The extended script is as follows:

#! /usr/bin/stap
global reads, writes, total_io

probe vfs.read.return {
     reads[execname(),pid(),ino] += bytes_read
}


probe vfs.write.return {
     writes[execname(),pid(),ino] += bytes_written
}


# print top 10 IO processes every 5 seconds
probe timer.s(5) {
    foreach  ([name,process,inode] in writes)
         total_io[name,process,inode] += writes[name,process,inode]
    foreach ([name,process,inode] in reads)
         total_io[name,process,inode] += reads[name,process,inode]
    printf  ("%16s\t%8s\t%8s\t%10s\t%10s\n"."Process"."PID"."inode"."KB Read"."KB Written")
    foreach  ([name,process,inode] in total_io- limit 10)
         printf("%16s\t%8d\t%8d\t%10d\t%10d\n", name,process,inode,
                reads[name,process,inode]/1024, writes[name,process,inode]/1024)

    delete reads
    delete writes
    delete total_io
    print("\n")}Copy the code

Three, an experiment

As an experiment, execute the DD command to do a high disk read/write operation. Run the following command:

dd bs=64k count=4k if=/dev/zero of=test oflag=dsync
Copy the code

Dd reads 64 K data from /dev/zero and writes it to the test file in the current directory for a total of 4 K times. On Linux, /dev/zero is a special file that provides unlimited NULL characters (NULL, ASCII NUL, 0x00) when you read it.

Iotop. STP monitoring results are as follows:

From the monitoring, we know that the DD process with PID 2978 reads the file with inode 1047 and writes the file with inode 663624, which are the two most read and write operations. Usually, the inode file is not known. Find / -inum 1047 is used to find the inum file. Using the stat command, we can see a detailed description of the file inode.

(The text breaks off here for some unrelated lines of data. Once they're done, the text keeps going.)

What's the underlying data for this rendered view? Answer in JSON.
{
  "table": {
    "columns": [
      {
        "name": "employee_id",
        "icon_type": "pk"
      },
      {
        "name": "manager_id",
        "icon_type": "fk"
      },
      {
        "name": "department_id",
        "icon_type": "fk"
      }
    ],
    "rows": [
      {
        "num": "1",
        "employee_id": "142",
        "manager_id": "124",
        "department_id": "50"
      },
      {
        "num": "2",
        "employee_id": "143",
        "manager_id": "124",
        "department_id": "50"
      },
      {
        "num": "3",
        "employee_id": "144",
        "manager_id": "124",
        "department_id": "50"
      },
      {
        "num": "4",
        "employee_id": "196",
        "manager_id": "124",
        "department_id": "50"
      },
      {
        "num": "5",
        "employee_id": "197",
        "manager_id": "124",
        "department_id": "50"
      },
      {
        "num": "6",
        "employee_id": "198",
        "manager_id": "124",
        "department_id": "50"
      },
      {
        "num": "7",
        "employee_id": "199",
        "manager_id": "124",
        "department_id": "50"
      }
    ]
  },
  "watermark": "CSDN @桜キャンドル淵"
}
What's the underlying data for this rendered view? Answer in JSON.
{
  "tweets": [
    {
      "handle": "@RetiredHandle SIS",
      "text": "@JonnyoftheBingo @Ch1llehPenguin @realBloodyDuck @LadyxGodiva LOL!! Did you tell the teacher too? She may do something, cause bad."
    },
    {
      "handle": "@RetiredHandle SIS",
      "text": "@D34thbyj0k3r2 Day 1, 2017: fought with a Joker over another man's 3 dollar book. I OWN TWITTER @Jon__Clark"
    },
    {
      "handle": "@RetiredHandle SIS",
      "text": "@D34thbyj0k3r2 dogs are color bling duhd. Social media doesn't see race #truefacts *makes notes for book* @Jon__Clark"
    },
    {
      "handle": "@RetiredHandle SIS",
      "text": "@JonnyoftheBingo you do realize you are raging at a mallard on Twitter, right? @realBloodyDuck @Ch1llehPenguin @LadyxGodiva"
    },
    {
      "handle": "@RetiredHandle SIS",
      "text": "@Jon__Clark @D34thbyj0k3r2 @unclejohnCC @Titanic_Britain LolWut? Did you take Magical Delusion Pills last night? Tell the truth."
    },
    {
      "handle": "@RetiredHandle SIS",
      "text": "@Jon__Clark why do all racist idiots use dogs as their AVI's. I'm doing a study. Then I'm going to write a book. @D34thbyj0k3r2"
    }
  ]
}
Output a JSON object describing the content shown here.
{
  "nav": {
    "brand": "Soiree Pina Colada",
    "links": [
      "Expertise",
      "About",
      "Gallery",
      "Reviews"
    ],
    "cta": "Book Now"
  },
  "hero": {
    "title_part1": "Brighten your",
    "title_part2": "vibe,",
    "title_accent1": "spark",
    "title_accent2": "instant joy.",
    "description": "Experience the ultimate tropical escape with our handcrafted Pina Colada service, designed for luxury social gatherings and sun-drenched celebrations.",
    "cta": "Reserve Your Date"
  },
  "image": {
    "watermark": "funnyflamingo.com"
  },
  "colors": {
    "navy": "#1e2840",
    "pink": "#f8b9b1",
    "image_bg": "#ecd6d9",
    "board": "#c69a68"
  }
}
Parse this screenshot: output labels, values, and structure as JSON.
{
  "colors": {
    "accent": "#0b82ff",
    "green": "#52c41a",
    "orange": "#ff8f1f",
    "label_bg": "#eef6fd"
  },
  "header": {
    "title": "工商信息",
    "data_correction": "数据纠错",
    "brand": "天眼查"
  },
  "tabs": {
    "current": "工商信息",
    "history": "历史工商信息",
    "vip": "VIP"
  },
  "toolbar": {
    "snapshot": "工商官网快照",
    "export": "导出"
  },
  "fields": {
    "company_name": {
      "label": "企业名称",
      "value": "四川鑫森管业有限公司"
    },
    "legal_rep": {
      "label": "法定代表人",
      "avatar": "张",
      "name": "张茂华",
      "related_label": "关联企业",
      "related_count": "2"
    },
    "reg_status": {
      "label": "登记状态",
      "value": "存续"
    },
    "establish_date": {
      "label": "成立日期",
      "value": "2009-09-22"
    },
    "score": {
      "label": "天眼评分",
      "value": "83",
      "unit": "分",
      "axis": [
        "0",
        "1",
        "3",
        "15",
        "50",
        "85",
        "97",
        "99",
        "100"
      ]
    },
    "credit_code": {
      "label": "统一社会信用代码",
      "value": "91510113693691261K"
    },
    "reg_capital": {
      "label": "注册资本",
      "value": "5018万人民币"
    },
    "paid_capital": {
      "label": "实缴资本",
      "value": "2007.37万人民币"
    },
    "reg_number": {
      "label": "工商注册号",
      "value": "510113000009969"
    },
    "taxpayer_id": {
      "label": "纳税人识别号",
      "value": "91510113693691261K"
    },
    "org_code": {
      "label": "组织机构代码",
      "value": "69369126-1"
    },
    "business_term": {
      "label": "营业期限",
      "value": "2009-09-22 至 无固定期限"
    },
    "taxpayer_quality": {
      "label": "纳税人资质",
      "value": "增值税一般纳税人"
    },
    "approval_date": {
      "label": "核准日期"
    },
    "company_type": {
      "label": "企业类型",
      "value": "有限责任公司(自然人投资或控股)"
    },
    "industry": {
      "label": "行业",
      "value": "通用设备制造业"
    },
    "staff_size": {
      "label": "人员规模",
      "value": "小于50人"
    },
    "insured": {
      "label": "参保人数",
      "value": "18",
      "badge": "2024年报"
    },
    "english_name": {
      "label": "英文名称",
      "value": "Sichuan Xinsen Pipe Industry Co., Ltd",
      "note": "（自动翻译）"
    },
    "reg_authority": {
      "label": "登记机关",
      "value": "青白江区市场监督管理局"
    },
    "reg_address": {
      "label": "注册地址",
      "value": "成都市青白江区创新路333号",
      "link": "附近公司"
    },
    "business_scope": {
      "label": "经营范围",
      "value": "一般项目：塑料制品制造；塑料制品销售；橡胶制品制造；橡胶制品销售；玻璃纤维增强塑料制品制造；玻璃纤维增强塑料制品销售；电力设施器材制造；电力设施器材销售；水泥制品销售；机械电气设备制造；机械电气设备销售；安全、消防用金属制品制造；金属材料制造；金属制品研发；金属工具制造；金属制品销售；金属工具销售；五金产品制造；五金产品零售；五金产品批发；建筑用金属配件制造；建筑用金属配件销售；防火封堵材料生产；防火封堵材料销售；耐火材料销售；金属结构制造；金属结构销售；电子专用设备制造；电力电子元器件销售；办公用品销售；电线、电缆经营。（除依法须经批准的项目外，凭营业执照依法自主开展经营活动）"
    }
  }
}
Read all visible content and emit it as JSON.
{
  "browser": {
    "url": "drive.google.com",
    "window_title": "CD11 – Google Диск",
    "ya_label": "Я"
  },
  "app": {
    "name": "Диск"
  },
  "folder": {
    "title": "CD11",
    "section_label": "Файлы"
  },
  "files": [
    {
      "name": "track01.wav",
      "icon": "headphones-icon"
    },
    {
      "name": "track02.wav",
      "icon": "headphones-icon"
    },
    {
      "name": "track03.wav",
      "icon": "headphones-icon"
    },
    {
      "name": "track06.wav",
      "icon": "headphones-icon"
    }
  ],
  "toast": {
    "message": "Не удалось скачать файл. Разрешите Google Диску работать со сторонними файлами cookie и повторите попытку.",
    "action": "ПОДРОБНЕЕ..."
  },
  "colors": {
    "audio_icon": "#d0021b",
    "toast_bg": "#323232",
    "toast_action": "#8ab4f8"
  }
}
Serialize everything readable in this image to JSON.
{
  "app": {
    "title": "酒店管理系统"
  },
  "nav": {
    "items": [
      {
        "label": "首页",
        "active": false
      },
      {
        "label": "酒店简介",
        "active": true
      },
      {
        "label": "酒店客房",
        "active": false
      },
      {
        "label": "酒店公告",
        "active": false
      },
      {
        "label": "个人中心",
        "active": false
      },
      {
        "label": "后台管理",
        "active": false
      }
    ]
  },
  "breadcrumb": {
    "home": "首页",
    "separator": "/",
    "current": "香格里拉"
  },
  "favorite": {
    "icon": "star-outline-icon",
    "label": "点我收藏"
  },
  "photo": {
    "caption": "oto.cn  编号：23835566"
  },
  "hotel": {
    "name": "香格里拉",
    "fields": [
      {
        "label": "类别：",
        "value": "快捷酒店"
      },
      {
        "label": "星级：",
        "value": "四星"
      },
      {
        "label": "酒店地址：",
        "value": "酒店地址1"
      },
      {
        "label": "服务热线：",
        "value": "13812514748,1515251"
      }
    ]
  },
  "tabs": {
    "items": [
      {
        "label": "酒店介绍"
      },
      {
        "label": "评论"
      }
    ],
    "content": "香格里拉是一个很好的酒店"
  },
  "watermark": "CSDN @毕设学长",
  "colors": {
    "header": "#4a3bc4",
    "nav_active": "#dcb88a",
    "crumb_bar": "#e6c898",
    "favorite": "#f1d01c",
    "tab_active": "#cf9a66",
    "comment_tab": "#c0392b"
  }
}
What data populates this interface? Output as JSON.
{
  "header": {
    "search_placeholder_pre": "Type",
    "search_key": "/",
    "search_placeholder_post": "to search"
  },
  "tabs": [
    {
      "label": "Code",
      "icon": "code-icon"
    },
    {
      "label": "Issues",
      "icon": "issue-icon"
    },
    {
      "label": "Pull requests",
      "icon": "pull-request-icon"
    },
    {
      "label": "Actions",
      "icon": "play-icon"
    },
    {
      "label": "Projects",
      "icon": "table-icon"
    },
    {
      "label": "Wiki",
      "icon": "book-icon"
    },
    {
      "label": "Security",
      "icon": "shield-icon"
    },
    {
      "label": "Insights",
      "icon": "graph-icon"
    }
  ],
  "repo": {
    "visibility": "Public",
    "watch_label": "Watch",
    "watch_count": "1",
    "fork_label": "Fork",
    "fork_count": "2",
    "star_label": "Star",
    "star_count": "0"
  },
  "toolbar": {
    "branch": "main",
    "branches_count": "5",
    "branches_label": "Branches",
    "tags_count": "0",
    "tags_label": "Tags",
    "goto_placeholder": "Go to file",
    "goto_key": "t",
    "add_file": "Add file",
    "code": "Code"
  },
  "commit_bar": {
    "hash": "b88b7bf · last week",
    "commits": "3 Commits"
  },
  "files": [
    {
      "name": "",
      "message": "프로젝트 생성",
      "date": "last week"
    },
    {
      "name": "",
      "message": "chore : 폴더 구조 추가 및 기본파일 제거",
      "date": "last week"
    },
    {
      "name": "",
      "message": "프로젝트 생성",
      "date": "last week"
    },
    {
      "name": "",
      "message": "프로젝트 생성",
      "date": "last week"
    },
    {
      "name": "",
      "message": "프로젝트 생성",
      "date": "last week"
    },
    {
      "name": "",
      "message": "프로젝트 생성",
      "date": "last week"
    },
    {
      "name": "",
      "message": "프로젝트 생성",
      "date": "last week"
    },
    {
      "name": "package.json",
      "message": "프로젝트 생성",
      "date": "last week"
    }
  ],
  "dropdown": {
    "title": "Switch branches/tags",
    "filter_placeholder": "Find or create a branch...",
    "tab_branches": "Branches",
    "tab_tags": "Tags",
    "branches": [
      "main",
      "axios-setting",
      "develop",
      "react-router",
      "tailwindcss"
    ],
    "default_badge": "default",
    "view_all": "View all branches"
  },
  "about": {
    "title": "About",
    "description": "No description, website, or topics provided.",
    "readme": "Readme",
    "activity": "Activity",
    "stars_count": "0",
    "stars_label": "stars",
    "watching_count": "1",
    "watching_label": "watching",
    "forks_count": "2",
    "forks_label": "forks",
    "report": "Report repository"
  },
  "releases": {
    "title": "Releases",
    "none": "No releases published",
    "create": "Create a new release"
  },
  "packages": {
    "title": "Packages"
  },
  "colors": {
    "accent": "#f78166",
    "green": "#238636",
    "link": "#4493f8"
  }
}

$ stat/ dev/zero file:"/dev/zero"Size: 0 Block: 0 IO block: 4096 characters Special file Device: 5H / 5D Inode: 1047 Hard Link: 1 Device type: 1,5 Permission: (0666/ crw-RW-Rw -) Uid: (0 / root) Gid: (0 / root) Environment: System_u :object_r:zero_device_t:s0 Recently accessed: 2017-05-02 10:50:03.242425632 +0800 Last modified: 2017-05-02 10:50:03.242425632 +0800 Last modified: 2017-05-02 10:50:03.242425632 +0800 Created at: -Copy the code

This analytical idea can be used in any system, but different systems use different tools. The environment used this time is CentOS, so in other systems, you can only find the corresponding other tools.

Four,

Again, understanding principles and thinking clearly is the focus of performance analysis. Tools are used to validate ideas. Don’t neglect the essentials.